Неведомо почему, она готова была заплакать, но сдержалась: ведь для Дэвида ее слезы – просто еще одна чисто женская хитрость, которую при случае пускают в ход. А он с чуть заметной улыбочкой следил – заплачет или не заплачет? Она никогда еще не устраивала сцен на людях. Но она улыбнулась ему, подняла бокал вина и потянулась к нему чокнуться.
– Salud[8 - Салют, привет; при тосте – ваше здоровье! (исп.)], – сказала она.
– Salud, – сказал Дэвид.
И они выпили до дна.
Обоим было совестно, что каждый пробуждает в другом все самое плохое; когда они только полюбили друг друга, каждый надеялся остаться для другого идеалом: они были отчаянные романтики – и из боязни выдать свое сокровенное, обнаружить и узнать в другом что-то дурное становились бесчестными и жестокими. В минуты перемирия оба верили, что их любовь чиста и великодушна, как им того хочется, и надо только быть… какими же нам надо быть? – втайне спрашивал себя каждый – и не находил ответа. Лишь в такие вот короткие минуты, как сейчас, когда они выпили за примирение, злая сила отпускала их, и можно было легко, спокойно вздохнуть, и они давали себе и друг другу туманные клятвы хранить верность… чему? Верность своей любви… и постараться… Но Дэвид, уж во всяком случае, понимал, что в его стараниях быть счастливым кроется, пожалуй, половина беды, причина наполовину в этом. А вторая половина?..
– Итак, за счастье, – сказал он и снова чокнулся с Дженни.

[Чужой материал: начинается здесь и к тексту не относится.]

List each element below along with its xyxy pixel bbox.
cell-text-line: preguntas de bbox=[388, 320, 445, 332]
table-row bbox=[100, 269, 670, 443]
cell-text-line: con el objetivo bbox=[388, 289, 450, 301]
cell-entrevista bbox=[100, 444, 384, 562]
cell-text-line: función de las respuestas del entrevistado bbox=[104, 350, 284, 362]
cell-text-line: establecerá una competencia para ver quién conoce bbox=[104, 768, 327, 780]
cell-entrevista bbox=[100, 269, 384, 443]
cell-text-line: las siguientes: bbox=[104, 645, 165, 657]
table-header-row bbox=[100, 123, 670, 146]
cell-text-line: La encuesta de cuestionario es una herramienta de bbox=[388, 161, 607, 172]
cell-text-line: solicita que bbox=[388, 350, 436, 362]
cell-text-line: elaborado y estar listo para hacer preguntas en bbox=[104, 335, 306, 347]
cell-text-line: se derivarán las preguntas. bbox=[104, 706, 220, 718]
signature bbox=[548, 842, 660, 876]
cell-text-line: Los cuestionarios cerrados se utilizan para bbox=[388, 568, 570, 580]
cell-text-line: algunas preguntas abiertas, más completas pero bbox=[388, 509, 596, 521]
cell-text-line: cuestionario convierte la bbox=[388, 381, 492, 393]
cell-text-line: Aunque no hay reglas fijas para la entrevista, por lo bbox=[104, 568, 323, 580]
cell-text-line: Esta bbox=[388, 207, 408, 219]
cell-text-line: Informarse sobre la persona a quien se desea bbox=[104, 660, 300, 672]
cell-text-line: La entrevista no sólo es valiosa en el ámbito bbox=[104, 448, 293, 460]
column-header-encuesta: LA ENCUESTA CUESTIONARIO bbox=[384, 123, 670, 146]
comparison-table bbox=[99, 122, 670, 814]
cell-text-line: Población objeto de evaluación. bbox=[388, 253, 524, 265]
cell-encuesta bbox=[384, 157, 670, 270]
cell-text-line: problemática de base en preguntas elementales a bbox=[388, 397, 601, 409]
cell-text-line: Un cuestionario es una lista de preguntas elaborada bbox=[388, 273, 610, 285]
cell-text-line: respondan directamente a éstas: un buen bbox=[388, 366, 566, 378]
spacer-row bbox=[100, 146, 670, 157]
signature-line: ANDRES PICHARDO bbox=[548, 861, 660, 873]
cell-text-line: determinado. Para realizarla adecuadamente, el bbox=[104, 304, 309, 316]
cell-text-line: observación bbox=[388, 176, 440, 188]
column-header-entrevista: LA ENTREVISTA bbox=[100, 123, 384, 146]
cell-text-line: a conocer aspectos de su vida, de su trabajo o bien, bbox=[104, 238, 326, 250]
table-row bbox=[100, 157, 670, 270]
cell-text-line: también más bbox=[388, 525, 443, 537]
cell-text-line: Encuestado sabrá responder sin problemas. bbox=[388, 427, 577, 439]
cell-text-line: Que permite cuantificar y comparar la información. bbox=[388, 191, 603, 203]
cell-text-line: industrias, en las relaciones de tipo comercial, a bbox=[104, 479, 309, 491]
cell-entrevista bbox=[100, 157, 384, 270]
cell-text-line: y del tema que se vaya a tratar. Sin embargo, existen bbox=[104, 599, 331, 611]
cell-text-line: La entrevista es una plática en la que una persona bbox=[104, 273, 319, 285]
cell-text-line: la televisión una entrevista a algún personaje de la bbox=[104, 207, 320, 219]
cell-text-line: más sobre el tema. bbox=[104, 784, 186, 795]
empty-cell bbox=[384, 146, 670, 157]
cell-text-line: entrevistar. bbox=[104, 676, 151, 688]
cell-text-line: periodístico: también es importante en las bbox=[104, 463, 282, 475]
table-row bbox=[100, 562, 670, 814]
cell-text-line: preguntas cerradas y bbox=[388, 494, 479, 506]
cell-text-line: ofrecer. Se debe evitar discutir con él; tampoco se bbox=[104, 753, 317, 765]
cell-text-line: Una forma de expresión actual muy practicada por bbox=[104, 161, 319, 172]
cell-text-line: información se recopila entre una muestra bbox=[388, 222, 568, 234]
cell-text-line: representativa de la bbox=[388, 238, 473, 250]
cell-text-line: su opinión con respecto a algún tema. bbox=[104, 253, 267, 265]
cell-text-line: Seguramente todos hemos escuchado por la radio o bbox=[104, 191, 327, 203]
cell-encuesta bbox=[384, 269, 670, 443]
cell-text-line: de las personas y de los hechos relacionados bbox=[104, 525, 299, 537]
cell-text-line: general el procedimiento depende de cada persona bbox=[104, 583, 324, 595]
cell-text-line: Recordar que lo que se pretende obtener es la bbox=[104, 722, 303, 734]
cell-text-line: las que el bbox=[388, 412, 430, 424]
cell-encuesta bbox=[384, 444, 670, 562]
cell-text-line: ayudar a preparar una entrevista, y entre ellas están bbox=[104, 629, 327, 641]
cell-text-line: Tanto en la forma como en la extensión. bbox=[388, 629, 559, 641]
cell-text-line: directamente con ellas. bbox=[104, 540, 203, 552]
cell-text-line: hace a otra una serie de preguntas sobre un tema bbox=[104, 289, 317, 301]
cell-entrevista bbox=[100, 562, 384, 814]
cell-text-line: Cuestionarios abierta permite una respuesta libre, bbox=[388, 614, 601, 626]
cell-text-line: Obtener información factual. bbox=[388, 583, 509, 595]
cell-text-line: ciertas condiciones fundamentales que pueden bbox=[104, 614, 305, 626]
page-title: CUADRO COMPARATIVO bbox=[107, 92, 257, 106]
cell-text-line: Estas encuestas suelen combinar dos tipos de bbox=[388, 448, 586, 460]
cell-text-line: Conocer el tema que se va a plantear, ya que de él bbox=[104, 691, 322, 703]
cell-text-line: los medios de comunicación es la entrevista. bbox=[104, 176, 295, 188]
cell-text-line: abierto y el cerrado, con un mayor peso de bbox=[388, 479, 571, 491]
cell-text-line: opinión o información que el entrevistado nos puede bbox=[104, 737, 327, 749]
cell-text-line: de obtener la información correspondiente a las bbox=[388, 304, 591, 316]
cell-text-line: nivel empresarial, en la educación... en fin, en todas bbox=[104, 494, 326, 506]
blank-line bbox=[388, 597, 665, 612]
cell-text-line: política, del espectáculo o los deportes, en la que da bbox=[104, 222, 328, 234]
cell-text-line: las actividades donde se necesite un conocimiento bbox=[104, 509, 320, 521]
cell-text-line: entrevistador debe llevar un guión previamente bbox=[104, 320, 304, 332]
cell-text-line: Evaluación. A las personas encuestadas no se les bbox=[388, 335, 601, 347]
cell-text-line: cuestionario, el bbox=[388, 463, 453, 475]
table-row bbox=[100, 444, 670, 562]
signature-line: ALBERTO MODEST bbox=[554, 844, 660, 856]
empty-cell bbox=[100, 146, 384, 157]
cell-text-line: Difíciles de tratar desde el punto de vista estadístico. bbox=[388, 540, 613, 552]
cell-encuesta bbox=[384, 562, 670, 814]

Было еще совсем светло, но августовское солнце уже клонилось к далекому горизонту, отбрасывая на воду огненную полосу, и она тянулась за кораблем, словно масляный след. Дамочки особой профессии вышли на палубу в одинаковых вечерних нарядах: платье черного шелка чуть не до пояса открывает ослепительную гладкую спину, сверкают яркими пряжками открытые туфельки. Неспешно разгуливая по палубе, они повстречались с двумя священниками, те тоже неспешно прогуливались, – недобрые губы сжаты, точно челюсти капкана, неумолимый взгляд не отрывается от молитвенника. Дамочки почтительно склонили головы, святые отцы не удостоили их ответом, а быть может, и вправду их не заметили. Уильям Дэнни прошел круг за дамочками следом, для безопасности немного поотстав, порой он приостанавливался, словно бы что-то его заинтересовало за бортом, и судорожно глотал – чуть заметно вздрагивал кадык. Новобрачные полулежали в шезлонгах и молча любовались закатом – руки сплетены, загадочно затуманенные взоры устремлены вдаль.
Няня-индианка вынесла младенца и тихо вложила в неловкие, неуверенные руки молодой матери. Фрау Риттерсдорф приостановилась возле них с непринужденностью женщины, которая хоть и не обзавелась собственными детьми и не устает благодарить за это судьбу, но невольно ценит возвышенные страдания материнства, коими наслаждаются другие. Сочувственно, понимающе улыбнулась матери, тихонько опустилась на колени и мгновение любовалась божественным чудом жизни, восхищаясь пушистыми бровками, нежным ротиком, нежнейшим – на зависть – бело-розовым личиком; мать отвечала вежливой, натянутой улыбкой: сын уже и так избалован, думала она, хоть бы посторонние оставили его в покое; просыпается по ночам и кричит, и тянет из нее все соки, такое свинство, а она измучена до смерти, чуть не плачет и ей хочется одного – спать.